Made Love, Got War: Close Encounters With America's Warfare State By Norman Solomon Reviewed by Dee Knight This is a remarkably personal memoir of Norman Solomon’s endless battles against the U.S. warfare state and the mainstream media that enable it. Solomon has remained a consistent voice of the Vietnam-era antiwar rebellion for almost three generations, often alongside the legendary Daniel Ellsberg (of Pentagon Papers fame).
The book provides the original stories of Solomon taking big-time decision makers to Iraq to see for themselves that Saddam Hussein had no “weapons of mass destruction,” as the Bush gang alleged while pushing for war. We also read Solomon’s on-air exchanges with mainstream media anchors who tried to discredit him, but ended up discrediting themselves.
Famous for "War Made Easy: How Presidents and Pundits Keep Spinning Us to Death," which detailed decades of war spinning by governments and their kept media, Solomon has basically institutionalized the endless and thankless task of exposing official deception by the war makers. As founder of the Institute for Public Accuracy, which works to provide alternative sources for journalists, and longtime associate of Fairness & Accuracy In Reporting (FAIR), Solomon also leads Roots Action and Progressive Hub, watchdog groups dedicated to a plethora of progressive causes – from abolishing the death penalty and the electoral college to fighting for voting rights, and much more.
As a member of Solomon’s generation, I feel we could have bumped into each other at any number of protests – in Portland or San Francisco or Washington. But he was often a step ahead, or I may have been in Canada much of the time. But the heroic adventures he describes in "Made Love, Got War" were the adventures of our 1960s generation. In many cases Solomon brings the tension up closer than Norman Mailer or Abbie Hoffman, and he has done it for much longer. In fact he’s a long distance runner that keeps on running. While this memoir sometimes reveals a tone of sadness or a sense of irony at the stubbornly slow pace of change, his readers can be sure he’ll keep going. Read this book for a true sense of how he did it.
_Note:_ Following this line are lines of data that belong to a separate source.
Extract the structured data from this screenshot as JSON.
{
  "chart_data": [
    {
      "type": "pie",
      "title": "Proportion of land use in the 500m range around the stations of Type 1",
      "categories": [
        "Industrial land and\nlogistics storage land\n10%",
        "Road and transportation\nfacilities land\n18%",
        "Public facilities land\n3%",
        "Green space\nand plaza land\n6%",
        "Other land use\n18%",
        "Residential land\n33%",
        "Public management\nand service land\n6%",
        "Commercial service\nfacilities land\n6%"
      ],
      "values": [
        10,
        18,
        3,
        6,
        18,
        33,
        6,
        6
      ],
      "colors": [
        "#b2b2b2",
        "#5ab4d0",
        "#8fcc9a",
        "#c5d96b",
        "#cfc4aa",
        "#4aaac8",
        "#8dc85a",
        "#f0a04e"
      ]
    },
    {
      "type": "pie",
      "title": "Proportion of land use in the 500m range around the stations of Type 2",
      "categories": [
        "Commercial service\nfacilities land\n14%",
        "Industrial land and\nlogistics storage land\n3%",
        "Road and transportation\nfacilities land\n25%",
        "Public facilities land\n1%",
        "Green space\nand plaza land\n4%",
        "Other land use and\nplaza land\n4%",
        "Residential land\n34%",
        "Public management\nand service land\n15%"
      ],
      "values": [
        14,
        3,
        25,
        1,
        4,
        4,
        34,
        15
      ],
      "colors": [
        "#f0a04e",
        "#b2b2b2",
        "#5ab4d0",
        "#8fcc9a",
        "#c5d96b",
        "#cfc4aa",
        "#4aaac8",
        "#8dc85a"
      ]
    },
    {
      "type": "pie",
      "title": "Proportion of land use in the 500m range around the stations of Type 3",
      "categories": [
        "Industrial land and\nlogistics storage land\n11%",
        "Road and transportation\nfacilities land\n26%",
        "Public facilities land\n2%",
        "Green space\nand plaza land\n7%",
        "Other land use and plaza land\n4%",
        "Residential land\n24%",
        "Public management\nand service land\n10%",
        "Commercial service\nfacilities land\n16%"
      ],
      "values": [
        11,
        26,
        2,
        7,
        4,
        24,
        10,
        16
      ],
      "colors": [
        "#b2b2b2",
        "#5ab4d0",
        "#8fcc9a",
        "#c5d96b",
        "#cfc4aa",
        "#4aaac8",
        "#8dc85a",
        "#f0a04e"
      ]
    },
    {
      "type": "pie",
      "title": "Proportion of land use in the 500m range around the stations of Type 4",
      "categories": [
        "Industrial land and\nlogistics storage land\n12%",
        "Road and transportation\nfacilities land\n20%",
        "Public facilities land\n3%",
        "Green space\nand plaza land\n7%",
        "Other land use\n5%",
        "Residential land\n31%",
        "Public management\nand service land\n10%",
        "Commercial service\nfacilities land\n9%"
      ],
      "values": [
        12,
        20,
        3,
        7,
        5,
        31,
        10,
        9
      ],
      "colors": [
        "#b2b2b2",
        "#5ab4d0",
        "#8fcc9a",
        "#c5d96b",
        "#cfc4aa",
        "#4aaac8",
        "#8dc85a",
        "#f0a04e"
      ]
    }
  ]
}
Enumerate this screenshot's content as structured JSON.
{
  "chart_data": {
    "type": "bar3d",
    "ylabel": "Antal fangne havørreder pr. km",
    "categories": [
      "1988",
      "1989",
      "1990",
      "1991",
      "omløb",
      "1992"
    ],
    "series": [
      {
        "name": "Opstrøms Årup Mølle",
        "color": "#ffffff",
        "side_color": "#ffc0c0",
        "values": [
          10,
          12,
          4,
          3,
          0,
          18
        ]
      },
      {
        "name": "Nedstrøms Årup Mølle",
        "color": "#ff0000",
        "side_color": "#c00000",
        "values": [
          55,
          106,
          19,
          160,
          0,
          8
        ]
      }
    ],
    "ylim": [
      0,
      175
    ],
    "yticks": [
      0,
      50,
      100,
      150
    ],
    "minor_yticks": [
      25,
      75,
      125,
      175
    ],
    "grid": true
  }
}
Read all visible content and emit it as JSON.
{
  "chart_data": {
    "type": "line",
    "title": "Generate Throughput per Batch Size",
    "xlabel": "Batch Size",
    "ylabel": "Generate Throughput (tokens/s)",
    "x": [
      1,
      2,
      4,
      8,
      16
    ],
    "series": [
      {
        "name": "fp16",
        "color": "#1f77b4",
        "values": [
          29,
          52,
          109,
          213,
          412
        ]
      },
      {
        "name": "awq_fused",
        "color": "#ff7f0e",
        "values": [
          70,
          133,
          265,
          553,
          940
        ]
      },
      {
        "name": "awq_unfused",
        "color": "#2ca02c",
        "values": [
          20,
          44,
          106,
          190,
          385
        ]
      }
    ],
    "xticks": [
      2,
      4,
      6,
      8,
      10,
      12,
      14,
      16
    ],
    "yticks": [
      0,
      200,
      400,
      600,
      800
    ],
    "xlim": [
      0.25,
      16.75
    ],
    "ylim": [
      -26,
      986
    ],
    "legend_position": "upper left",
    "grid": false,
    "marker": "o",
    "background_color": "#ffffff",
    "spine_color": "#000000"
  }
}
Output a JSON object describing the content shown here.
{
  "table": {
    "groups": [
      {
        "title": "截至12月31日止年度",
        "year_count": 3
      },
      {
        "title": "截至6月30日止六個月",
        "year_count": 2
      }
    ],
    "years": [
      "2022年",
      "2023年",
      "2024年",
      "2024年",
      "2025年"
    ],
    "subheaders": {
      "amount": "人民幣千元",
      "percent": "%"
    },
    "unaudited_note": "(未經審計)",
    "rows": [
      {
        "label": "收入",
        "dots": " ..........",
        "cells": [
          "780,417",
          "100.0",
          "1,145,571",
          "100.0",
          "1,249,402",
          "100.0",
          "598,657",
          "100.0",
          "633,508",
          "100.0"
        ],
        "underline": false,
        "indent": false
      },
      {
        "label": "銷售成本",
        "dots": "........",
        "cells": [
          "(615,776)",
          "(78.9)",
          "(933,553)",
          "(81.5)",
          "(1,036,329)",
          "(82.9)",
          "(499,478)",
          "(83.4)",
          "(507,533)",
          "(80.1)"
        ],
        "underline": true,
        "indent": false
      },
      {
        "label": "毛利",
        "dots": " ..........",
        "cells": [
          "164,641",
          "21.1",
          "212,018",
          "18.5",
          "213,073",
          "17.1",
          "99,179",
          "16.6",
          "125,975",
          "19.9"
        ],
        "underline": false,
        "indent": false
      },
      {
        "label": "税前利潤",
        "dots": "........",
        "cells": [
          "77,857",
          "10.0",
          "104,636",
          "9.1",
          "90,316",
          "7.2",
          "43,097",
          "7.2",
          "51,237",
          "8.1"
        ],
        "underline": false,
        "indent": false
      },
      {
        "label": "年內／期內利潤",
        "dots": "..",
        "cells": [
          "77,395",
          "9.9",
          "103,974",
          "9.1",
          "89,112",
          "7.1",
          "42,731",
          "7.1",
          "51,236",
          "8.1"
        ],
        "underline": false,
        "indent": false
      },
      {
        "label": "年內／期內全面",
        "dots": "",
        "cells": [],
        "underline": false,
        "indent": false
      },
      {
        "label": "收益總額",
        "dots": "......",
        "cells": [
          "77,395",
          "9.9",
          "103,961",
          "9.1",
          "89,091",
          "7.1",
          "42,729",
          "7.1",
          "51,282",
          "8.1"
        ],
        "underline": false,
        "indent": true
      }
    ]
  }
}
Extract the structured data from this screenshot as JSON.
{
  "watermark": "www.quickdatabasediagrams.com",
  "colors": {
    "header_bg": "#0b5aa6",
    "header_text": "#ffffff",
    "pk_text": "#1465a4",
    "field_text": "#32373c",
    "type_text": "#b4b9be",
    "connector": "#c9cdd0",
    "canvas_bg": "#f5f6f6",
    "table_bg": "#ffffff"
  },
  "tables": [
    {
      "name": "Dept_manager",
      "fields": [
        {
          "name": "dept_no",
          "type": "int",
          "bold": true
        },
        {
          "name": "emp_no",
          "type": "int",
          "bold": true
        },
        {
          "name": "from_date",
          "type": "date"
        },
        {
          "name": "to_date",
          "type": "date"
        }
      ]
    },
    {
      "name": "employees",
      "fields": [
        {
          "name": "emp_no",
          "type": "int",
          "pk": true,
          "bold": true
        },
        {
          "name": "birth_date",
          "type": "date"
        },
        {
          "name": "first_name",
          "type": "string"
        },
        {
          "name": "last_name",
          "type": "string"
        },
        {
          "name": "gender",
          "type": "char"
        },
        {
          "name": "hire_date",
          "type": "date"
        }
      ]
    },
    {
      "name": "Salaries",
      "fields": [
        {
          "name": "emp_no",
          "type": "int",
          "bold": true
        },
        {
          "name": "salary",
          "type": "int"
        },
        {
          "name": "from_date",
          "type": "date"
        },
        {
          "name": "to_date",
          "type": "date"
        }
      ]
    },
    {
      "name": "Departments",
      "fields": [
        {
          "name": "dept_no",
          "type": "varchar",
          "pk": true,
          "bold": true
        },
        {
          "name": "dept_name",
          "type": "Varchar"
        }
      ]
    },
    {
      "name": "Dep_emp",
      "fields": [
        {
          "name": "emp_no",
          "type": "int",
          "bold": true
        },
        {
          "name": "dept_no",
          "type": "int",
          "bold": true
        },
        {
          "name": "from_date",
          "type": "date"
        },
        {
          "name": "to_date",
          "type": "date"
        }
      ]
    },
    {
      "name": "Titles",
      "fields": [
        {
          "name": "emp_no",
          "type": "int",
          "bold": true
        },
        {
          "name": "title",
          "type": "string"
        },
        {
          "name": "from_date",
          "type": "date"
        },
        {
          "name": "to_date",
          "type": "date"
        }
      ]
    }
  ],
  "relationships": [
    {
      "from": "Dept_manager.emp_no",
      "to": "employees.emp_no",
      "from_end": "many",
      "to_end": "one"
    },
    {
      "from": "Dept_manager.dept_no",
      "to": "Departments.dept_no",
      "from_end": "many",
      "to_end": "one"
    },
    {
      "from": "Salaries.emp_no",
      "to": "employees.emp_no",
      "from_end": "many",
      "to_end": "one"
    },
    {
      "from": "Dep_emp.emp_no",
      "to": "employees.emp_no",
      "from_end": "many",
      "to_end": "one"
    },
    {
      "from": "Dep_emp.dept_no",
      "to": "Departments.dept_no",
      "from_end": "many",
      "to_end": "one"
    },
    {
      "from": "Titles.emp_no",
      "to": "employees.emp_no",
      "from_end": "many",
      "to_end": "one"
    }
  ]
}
Great book!! I was born in 1950 and I grew up through the days and times described in this book. This a great review of the author's personal history and a history of the peace movement in the U.S. and the struggle for some of us in the population to turn our country toward a more equitable and peaceful society. We have to keep on with the struggle! Normon Solomon is helping us all with books like these!